Hoe de politiek van Suriname te begrijpen? Tijdens een reis van twee weken deed ik een poging deze politiek te doorgronden. Laten we gewoon beginnen bij de aankomst op vliegveld Zanderij, een uur rijden ten zuiden van Paramaribo. Bij het wachten op de bagage viel de stroom uit. Het is bewijs wat voor land Suriname is: een ontwikkelingsland, of zoals opvallend veel mensen de afgelopen weken zeiden: een derdewereldland. En ik maar denken dat die terminologie achterhaald was.

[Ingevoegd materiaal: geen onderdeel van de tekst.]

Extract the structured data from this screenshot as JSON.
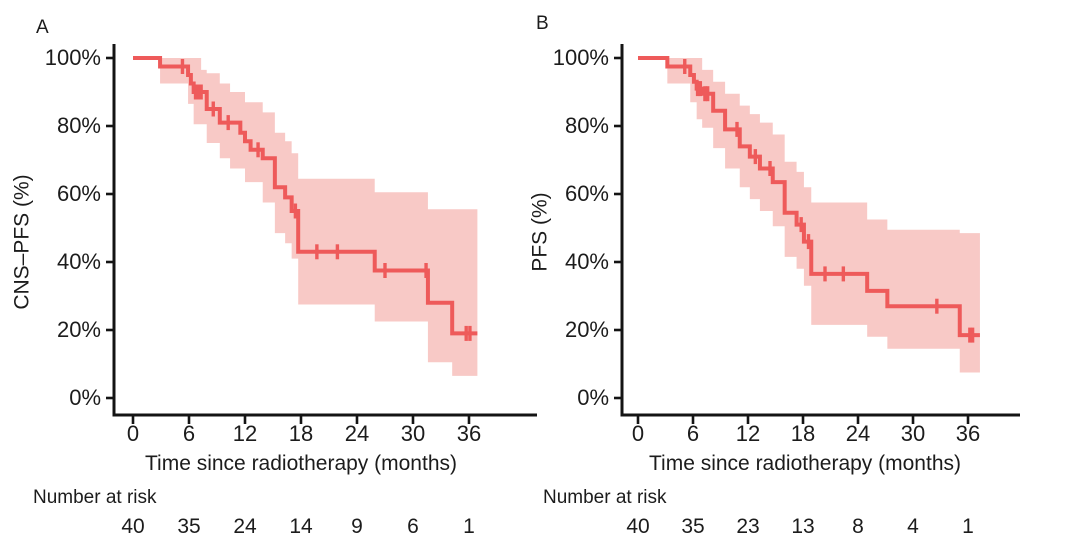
{
  "figure": {
    "background_color": "#ffffff",
    "curve_color": "#ee5a5a",
    "ci_band_color": "#f8c9c6",
    "axis_color": "#141414",
    "text_color": "#1c1c1c"
  },
  "chart_data": [
    {
      "type": "line",
      "subtype": "kaplan_meier_step_with_95ci_band",
      "panel_label": "A",
      "ylabel": "CNS–PFS (%)",
      "xlabel": "Time since radiotherapy (months)",
      "xlim": [
        0,
        39
      ],
      "ylim": [
        0,
        100
      ],
      "grid": false,
      "legend": false,
      "x_ticks": [
        0,
        6,
        12,
        18,
        24,
        30,
        36
      ],
      "y_tick_labels": [
        "0%",
        "20%",
        "40%",
        "60%",
        "80%",
        "100%"
      ],
      "risk_label": "Number at risk",
      "number_at_risk": {
        "times": [
          0,
          6,
          12,
          18,
          24,
          30,
          36
        ],
        "counts": [
          40,
          35,
          24,
          14,
          9,
          6,
          1
        ]
      },
      "end_time": 36.9,
      "survival_steps": [
        [
          0,
          100
        ],
        [
          2.9,
          97.5
        ],
        [
          5.9,
          95
        ],
        [
          6.2,
          92.5
        ],
        [
          6.5,
          90
        ],
        [
          7.9,
          85
        ],
        [
          9.3,
          81
        ],
        [
          11.5,
          78
        ],
        [
          12.0,
          75.5
        ],
        [
          12.6,
          73
        ],
        [
          13.9,
          70.5
        ],
        [
          15.2,
          62
        ],
        [
          16.3,
          59
        ],
        [
          17.0,
          55
        ],
        [
          17.7,
          43
        ],
        [
          25.9,
          37.5
        ],
        [
          31.6,
          28
        ],
        [
          34.2,
          19
        ]
      ],
      "censor_marks": [
        [
          5.3,
          97.5
        ],
        [
          6.7,
          90
        ],
        [
          7.0,
          90
        ],
        [
          7.3,
          90
        ],
        [
          8.6,
          85
        ],
        [
          10.2,
          81
        ],
        [
          13.4,
          73
        ],
        [
          17.4,
          55
        ],
        [
          19.7,
          43
        ],
        [
          21.9,
          43
        ],
        [
          27.0,
          37.5
        ],
        [
          31.4,
          37.5
        ],
        [
          35.7,
          19
        ],
        [
          36.1,
          19
        ]
      ],
      "ci_band": [
        [
          2.9,
          92.5,
          100
        ],
        [
          5.9,
          86.5,
          100
        ],
        [
          6.5,
          80.5,
          100
        ],
        [
          7.3,
          80.5,
          96.5
        ],
        [
          7.9,
          75,
          95.5
        ],
        [
          9.3,
          70.5,
          92.5
        ],
        [
          10.4,
          67.5,
          90
        ],
        [
          12.0,
          63.5,
          87
        ],
        [
          13.9,
          57.5,
          84
        ],
        [
          15.2,
          48.5,
          78
        ],
        [
          16.3,
          45.5,
          75.5
        ],
        [
          17.0,
          41,
          72
        ],
        [
          17.7,
          27.5,
          64.5
        ],
        [
          25.9,
          22.5,
          60.5
        ],
        [
          31.6,
          10.5,
          55.5
        ],
        [
          34.2,
          6.5,
          55.5
        ]
      ]
    },
    {
      "type": "line",
      "subtype": "kaplan_meier_step_with_95ci_band",
      "panel_label": "B",
      "ylabel": "PFS (%)",
      "xlabel": "Time since radiotherapy (months)",
      "xlim": [
        0,
        39
      ],
      "ylim": [
        0,
        100
      ],
      "grid": false,
      "legend": false,
      "x_ticks": [
        0,
        6,
        12,
        18,
        24,
        30,
        36
      ],
      "y_tick_labels": [
        "0%",
        "20%",
        "40%",
        "60%",
        "80%",
        "100%"
      ],
      "risk_label": "Number at risk",
      "number_at_risk": {
        "times": [
          0,
          6,
          12,
          18,
          24,
          30,
          36
        ],
        "counts": [
          40,
          35,
          23,
          13,
          8,
          4,
          1
        ]
      },
      "end_time": 37.3,
      "survival_steps": [
        [
          0,
          100
        ],
        [
          3.2,
          97.5
        ],
        [
          5.7,
          95
        ],
        [
          6.1,
          93
        ],
        [
          6.4,
          91
        ],
        [
          7.0,
          89.5
        ],
        [
          8.2,
          84.5
        ],
        [
          9.5,
          79
        ],
        [
          11.1,
          74
        ],
        [
          12.2,
          71
        ],
        [
          13.3,
          67.5
        ],
        [
          14.7,
          63.5
        ],
        [
          16.0,
          54.5
        ],
        [
          17.3,
          51
        ],
        [
          18.1,
          46
        ],
        [
          18.9,
          36.5
        ],
        [
          25.0,
          31.5
        ],
        [
          27.2,
          27
        ],
        [
          35.1,
          18.5
        ]
      ],
      "censor_marks": [
        [
          5.1,
          97.5
        ],
        [
          6.5,
          91
        ],
        [
          6.8,
          91
        ],
        [
          7.3,
          89.5
        ],
        [
          7.6,
          89.5
        ],
        [
          10.8,
          79
        ],
        [
          12.8,
          71
        ],
        [
          14.4,
          67.5
        ],
        [
          17.8,
          51
        ],
        [
          18.6,
          46
        ],
        [
          20.4,
          36.5
        ],
        [
          22.4,
          36.5
        ],
        [
          32.6,
          27
        ],
        [
          36.2,
          18.5
        ],
        [
          36.5,
          18.5
        ]
      ],
      "ci_band": [
        [
          3.2,
          92.5,
          100
        ],
        [
          5.7,
          87,
          100
        ],
        [
          6.4,
          82,
          100
        ],
        [
          7.0,
          79.5,
          96.5
        ],
        [
          8.2,
          73.5,
          93
        ],
        [
          9.5,
          67.5,
          89.5
        ],
        [
          11.1,
          62,
          86
        ],
        [
          12.2,
          58.5,
          83.5
        ],
        [
          13.3,
          55,
          81
        ],
        [
          14.7,
          50.5,
          77.5
        ],
        [
          16.0,
          41.5,
          69.5
        ],
        [
          17.3,
          38,
          66.5
        ],
        [
          18.1,
          33,
          62
        ],
        [
          18.9,
          21.5,
          57.5
        ],
        [
          25.0,
          18,
          52.5
        ],
        [
          27.2,
          14.5,
          49.5
        ],
        [
          35.1,
          7.5,
          48.5
        ]
      ]
    }
  ]
}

De rit naar Paramaribo verloopt soepel, maar in de stad gaat het mis. Het heeft flink geregend en hele stukken straat staan blank. Het gaat hier niet om kuilen die met water zijn gevuld: het water staat zo hoog dat je je afvraagt of het de auto niet binnenstroomt. Misschien moet men in Suriname wat beter werken aan de afwatering? De plassen schijnen deels het gevolg van klimaatverandering, waardoor er soms in korte tijd heel veel regen naar beneden komt. Maatregelen? Niets van te merken.
Ministeries branden af
In Paramaribo zitten we in een hotel tegenover een gebouw waarop staat dat het onderdeel is van het ministerie van onderwijs. Dit langgerekte witte gebouw met twee etages heeft luiken die naar beneden lijken te vallen. Het geheel kan wel een verfje gebruiken, zacht gezegd. Dit ministerie is redelijk representatief voor vele andere. Nog niet zo lang geleden vlogen twee soortgelijke gebouwen in brand. Het lijkt een kwestie van tijd voordat dit ook bij andere ministeries gebeurt.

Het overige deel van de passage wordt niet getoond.